Earlier this week, when I was looking around the garage to see if there was anything more I could recycle or remove, I paused to ponder the shopping bag of plastic Target bags. After sixteen months of curbside pickup—despite having used many as garbage bags—I’ve accumulated quite a stash. I tossed them into the trunk of the car and tried to return them to Target, and was disappointed to learn they are not accepting returned bags at this time.

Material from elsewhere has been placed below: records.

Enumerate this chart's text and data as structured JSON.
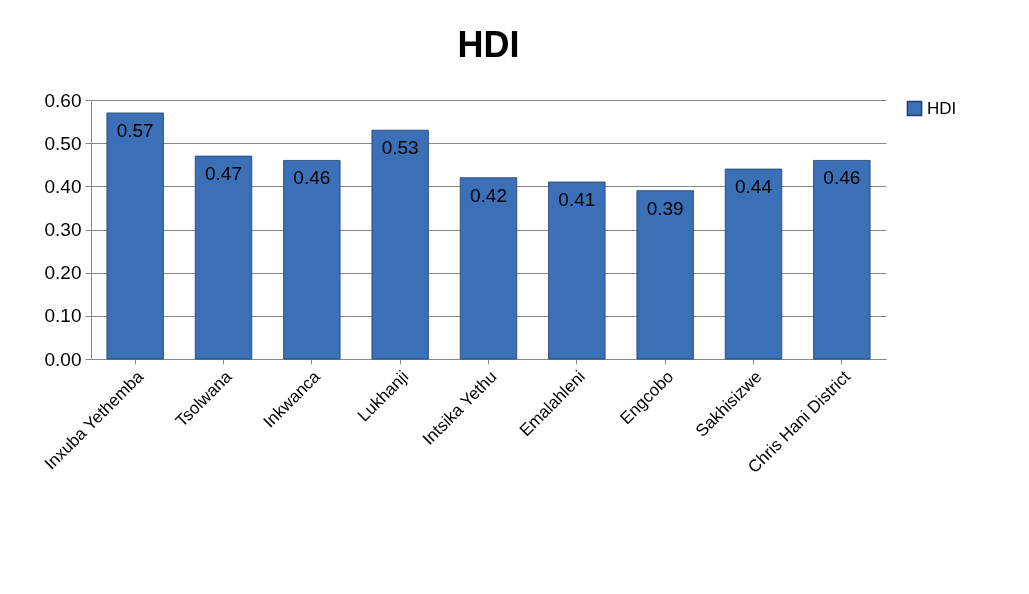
{
  "chart_data": {
    "type": "bar",
    "title": "HDI",
    "categories": [
      "Inxuba Yethemba",
      "Tsolwana",
      "Inkwanca",
      "Lukhanji",
      "Intsika Yethu",
      "Emalahleni",
      "Engcobo",
      "Sakhisizwe",
      "Chris Hani District"
    ],
    "series": [
      {
        "name": "HDI",
        "color": "#3b6fb6",
        "values": [
          0.57,
          0.47,
          0.46,
          0.53,
          0.42,
          0.41,
          0.39,
          0.44,
          0.46
        ]
      }
    ],
    "ylim": [
      0,
      0.6
    ],
    "yticks": [
      {
        "value": 0,
        "label": "0.00"
      },
      {
        "value": 0.1,
        "label": "0.10"
      },
      {
        "value": 0.2,
        "label": "0.20"
      },
      {
        "value": 0.3,
        "label": "0.30"
      },
      {
        "value": 0.4,
        "label": "0.40"
      },
      {
        "value": 0.5,
        "label": "0.50"
      },
      {
        "value": 0.6,
        "label": "0.60"
      }
    ],
    "grid": "y",
    "legend": "right",
    "data_labels": true
  }
}
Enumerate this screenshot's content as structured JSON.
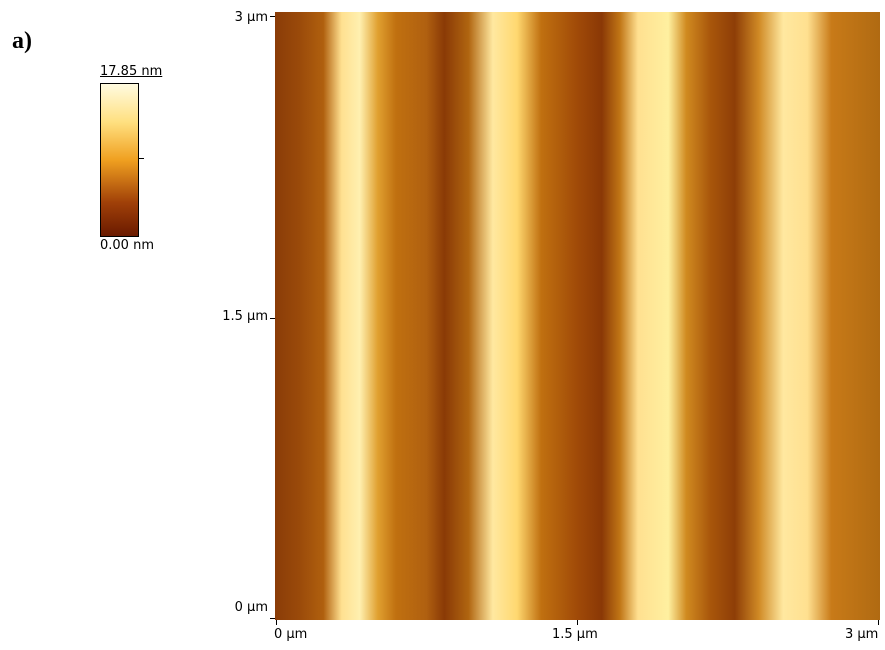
{
  "panel_label": "a)",
  "colorbar": {
    "max_label": "17.85 nm",
    "min_label": "0.00 nm"
  },
  "y_axis": {
    "ticks": [
      "3 µm",
      "1.5 µm",
      "0 µm"
    ]
  },
  "x_axis": {
    "ticks": [
      "0 µm",
      "1.5 µm",
      "3 µm"
    ]
  }
}
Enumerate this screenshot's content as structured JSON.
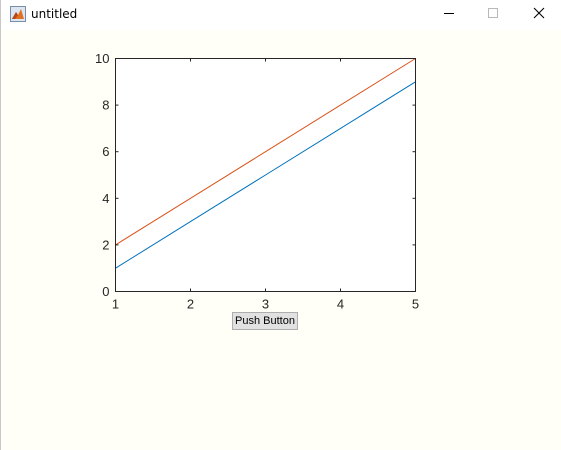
{
  "window": {
    "title": "untitled",
    "app_icon": "matlab-figure-icon",
    "controls": [
      "minimize-icon",
      "maximize-icon",
      "close-icon"
    ]
  },
  "push_button": {
    "label": "Push Button"
  },
  "chart_data": {
    "type": "line",
    "x": [
      1,
      2,
      3,
      4,
      5
    ],
    "xlim": [
      1,
      5
    ],
    "ylim": [
      0,
      10
    ],
    "xticks": [
      "1",
      "2",
      "3",
      "4",
      "5"
    ],
    "yticks": [
      "0",
      "2",
      "4",
      "6",
      "8",
      "10"
    ],
    "title": "",
    "xlabel": "",
    "ylabel": "",
    "grid": false,
    "series": [
      {
        "values": [
          1,
          3,
          5,
          7,
          9
        ],
        "color": "#0072bd"
      },
      {
        "values": [
          2,
          4,
          6,
          8,
          10
        ],
        "color": "#d95319"
      }
    ]
  }
}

Maybe in a few months I’ll try again.
Although it’s still summer, we’re in a season of return. Students are returning to school, my spouse and our son are returning to campus, I am returning to this blog and to the basement studio to throw pots. Next week, I’m returning to the skies, taking my first flight in more than twenty months. After I return from a week in New York, I’ll be returning to The Weber School to create curricular materials and team-teach with former colleagues.

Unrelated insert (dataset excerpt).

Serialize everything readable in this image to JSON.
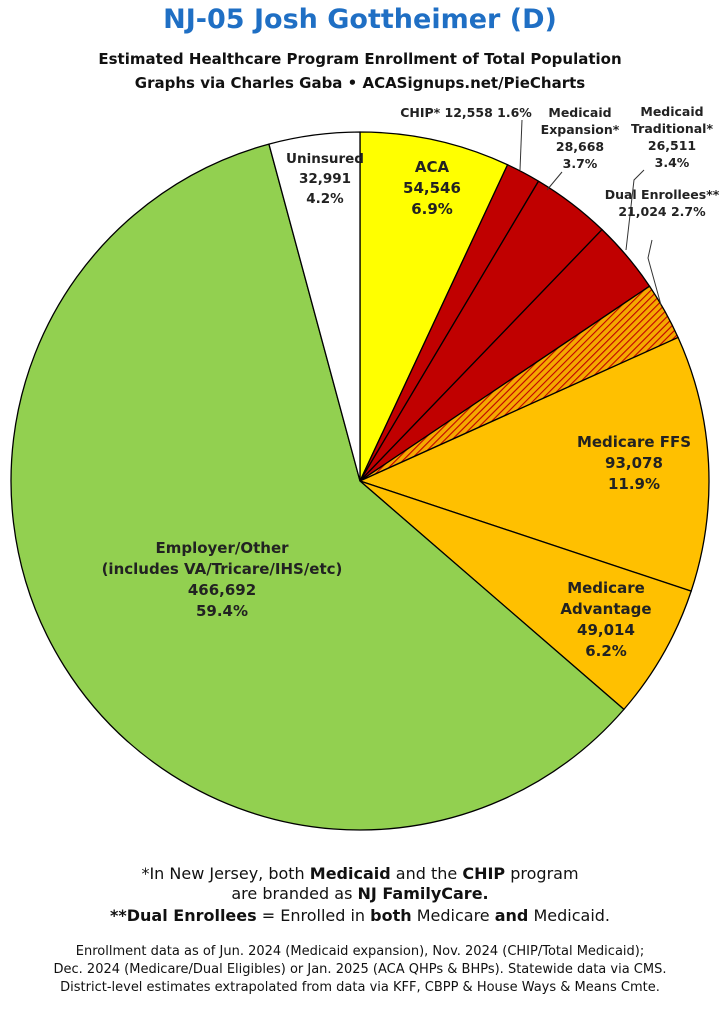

While all of this returning brings with it hope for a future time when we’ll be able to resume activities safely, returning the Target bags to my garage is a reminder we’re not there yet.

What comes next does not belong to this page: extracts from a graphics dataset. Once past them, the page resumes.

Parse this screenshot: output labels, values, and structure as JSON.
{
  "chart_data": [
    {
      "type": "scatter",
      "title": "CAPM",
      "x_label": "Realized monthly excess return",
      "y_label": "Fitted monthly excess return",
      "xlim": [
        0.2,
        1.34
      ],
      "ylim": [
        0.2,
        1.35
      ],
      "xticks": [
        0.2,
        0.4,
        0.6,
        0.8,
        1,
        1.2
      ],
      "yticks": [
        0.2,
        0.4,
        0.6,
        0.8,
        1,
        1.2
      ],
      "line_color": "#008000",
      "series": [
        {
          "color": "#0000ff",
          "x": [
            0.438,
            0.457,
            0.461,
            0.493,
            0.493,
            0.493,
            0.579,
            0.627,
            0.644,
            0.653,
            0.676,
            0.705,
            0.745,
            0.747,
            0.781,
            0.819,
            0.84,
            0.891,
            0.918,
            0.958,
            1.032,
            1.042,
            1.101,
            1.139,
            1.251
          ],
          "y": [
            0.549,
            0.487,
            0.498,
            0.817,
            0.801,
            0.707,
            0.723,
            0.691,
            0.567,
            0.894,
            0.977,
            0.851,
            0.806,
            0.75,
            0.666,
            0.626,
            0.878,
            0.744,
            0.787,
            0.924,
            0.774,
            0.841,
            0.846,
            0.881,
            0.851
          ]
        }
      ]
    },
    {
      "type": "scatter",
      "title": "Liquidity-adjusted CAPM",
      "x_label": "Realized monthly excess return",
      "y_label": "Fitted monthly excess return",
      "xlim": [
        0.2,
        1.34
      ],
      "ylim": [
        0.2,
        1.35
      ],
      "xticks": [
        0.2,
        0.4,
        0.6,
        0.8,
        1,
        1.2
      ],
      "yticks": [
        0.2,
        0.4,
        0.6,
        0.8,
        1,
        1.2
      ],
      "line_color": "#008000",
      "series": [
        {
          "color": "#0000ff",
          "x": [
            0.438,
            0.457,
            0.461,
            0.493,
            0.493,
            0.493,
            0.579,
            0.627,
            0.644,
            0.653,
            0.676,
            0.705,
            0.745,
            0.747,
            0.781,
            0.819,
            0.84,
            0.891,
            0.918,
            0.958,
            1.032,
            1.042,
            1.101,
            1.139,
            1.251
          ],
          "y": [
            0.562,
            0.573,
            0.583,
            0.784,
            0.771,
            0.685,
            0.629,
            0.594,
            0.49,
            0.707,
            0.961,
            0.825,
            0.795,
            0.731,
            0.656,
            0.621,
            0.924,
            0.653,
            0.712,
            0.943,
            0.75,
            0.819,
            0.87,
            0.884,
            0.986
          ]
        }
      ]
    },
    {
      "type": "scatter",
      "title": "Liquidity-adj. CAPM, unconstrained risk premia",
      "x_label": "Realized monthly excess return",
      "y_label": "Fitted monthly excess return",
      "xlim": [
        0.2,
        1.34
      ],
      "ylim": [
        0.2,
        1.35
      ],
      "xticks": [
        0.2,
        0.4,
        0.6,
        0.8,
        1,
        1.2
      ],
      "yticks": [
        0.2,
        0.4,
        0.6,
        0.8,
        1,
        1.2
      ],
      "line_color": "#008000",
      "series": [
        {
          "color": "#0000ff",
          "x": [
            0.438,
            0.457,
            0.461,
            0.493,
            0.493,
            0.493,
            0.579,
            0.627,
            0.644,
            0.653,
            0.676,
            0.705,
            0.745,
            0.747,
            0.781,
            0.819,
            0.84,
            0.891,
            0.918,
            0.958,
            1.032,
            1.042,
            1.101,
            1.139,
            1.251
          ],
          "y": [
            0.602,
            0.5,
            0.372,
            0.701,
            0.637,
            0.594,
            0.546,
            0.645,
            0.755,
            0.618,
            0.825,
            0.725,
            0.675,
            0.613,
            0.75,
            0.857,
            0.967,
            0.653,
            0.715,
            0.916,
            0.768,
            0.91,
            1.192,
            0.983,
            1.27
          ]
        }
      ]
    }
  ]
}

In Jewish life, we’re also entering a season of return. In a few days, we’ll welcome the Hebrew month of Elul with the sound of the shofar, a reminder that the season of repentance and days of awe, Rosh Hashanah and Yom Kippur, are approaching. During this month, we make an accounting of our deeds and take responsibility for our actions in the previous year; we seek forgiveness from those we have wronged and let go of anger and recrimination; we strive to return to ourselves, our best selves, so we may repent before God on Yom Kippur, the Day of Atonement. And then we begin the process anew.
We live in a perpetual state of return.
God says to us, “Return to me, for I will redeem you.” (Isaiah 44:22) May we respond to this call by first returning to each other with a renewed commitment to live together in peace.